Em Outro Olhar – reflexões de um autista (2015), Sophia Mendonça apresenta ao leitor flashes de seu mundo psíquico interior. Com isso, fala de sensações, emoções, pensa mentos, desejos, realidades e exigências do mundo externo. Assim, com inteligência superior ciente de não ser gênia, a autora delata o emaranhado, a diferente e confusa formatação funcional psicológica onde vivências comuns do cotidiano se tornam tempestades que precisam ser superadas e as vivências complexas são “simplesmente” aniquiladoras. Dessa forma, ela mostra com perícia e sensibilidade como é difícil sobreviver, neste mundo de humanos, tendo Síndrome de Asperger.
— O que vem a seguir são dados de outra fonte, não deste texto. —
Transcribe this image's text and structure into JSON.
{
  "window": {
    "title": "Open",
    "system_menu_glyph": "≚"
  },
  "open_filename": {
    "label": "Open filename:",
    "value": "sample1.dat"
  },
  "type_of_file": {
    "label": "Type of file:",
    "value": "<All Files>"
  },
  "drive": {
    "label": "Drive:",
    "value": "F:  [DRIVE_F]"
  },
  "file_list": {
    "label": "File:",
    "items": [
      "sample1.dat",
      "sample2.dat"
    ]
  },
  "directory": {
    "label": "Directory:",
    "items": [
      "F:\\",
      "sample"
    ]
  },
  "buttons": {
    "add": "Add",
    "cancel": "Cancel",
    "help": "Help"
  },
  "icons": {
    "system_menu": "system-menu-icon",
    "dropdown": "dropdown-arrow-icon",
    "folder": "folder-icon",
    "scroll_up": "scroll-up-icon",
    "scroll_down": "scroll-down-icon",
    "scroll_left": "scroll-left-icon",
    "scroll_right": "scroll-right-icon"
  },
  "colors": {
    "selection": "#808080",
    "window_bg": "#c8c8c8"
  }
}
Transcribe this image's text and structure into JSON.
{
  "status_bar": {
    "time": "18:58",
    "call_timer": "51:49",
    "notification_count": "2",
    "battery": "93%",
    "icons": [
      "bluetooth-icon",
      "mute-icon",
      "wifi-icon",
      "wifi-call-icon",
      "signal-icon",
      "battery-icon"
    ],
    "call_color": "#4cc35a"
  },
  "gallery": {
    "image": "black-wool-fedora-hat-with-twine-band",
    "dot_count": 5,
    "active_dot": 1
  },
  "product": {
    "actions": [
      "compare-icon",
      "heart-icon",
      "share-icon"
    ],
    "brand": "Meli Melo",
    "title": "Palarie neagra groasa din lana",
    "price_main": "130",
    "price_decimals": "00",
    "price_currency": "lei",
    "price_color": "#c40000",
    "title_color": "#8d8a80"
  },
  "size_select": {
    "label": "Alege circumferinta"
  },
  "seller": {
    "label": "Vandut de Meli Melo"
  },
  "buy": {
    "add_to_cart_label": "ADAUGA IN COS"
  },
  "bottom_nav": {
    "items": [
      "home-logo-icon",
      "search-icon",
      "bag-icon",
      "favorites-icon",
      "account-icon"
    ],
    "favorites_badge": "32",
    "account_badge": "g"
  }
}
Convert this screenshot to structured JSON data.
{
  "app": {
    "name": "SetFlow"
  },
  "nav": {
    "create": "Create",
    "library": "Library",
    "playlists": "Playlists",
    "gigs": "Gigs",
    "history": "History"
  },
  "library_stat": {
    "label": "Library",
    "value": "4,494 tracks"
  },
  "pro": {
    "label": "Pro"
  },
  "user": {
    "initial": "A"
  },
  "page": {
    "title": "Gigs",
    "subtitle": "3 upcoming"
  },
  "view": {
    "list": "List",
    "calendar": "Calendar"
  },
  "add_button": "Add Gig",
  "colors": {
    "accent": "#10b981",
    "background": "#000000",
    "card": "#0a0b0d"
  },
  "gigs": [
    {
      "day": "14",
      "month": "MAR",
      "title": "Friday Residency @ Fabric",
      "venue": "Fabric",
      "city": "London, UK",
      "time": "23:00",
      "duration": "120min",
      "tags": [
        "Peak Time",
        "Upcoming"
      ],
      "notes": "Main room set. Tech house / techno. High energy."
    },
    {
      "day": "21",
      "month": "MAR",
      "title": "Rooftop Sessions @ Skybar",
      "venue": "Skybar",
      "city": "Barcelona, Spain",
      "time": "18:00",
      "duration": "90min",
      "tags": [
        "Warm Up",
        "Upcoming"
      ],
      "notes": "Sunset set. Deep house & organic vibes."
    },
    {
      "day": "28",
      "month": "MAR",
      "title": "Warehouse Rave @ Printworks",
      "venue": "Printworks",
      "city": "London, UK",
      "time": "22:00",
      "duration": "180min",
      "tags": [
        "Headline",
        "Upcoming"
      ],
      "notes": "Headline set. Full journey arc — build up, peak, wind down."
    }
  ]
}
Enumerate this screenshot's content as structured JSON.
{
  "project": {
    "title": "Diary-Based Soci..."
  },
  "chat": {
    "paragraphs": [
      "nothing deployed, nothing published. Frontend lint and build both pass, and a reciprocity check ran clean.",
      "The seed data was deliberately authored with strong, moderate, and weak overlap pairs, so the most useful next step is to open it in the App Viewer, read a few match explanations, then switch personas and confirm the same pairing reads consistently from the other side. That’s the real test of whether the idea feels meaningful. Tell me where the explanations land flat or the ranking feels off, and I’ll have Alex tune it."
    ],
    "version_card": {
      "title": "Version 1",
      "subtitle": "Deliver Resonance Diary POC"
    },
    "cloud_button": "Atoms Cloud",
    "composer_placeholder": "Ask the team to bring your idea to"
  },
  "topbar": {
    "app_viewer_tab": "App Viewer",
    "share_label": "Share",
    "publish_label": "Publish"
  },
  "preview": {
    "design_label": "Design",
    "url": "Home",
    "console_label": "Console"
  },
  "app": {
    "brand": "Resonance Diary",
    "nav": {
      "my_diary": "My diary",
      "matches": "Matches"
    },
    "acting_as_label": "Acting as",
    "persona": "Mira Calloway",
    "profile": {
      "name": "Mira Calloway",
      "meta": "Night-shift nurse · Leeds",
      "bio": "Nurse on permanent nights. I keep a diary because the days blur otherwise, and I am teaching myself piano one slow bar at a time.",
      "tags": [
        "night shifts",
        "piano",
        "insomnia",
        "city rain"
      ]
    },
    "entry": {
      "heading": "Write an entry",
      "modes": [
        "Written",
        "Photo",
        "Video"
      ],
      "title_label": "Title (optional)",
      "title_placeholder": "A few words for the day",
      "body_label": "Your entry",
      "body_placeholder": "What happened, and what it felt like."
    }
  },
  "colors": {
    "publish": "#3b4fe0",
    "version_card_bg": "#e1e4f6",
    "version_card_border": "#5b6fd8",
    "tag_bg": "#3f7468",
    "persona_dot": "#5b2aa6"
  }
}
Isso porque são dezoito capítulos de exposição de um mundo que parece ficção (Outro Olhar). Porém, ele é real, muito real e muito mais frequente que o leitor possa imaginar. Então, Sophia oferece a visão geral de suas dificuldades e vitórias. Assim, ela começa pela dificuldade de entender o universo humano e pelas suas explosões de raiva. Além disso, aborda o tratamento médico e sua importância e a sua natural franqueza extrema. Também, ela narra suas dificuldades no mundo social escolar e as vitórias alcançadas.
Daí, Sophia segue relatando seu sofrimento para ir e permanecer no ambiente escolar. Além disos, fala da importância de ser ajudada por amigos e familiares. Nesse sentido, a figura da mãe está presente em quase todos os capítulos de forma positiva. O que denota sua importância. Assim, Sophia Mendonça finaliza ressaltando a presença destrutiva da ansiedade não canalizada para algo prazeroso e produtivo.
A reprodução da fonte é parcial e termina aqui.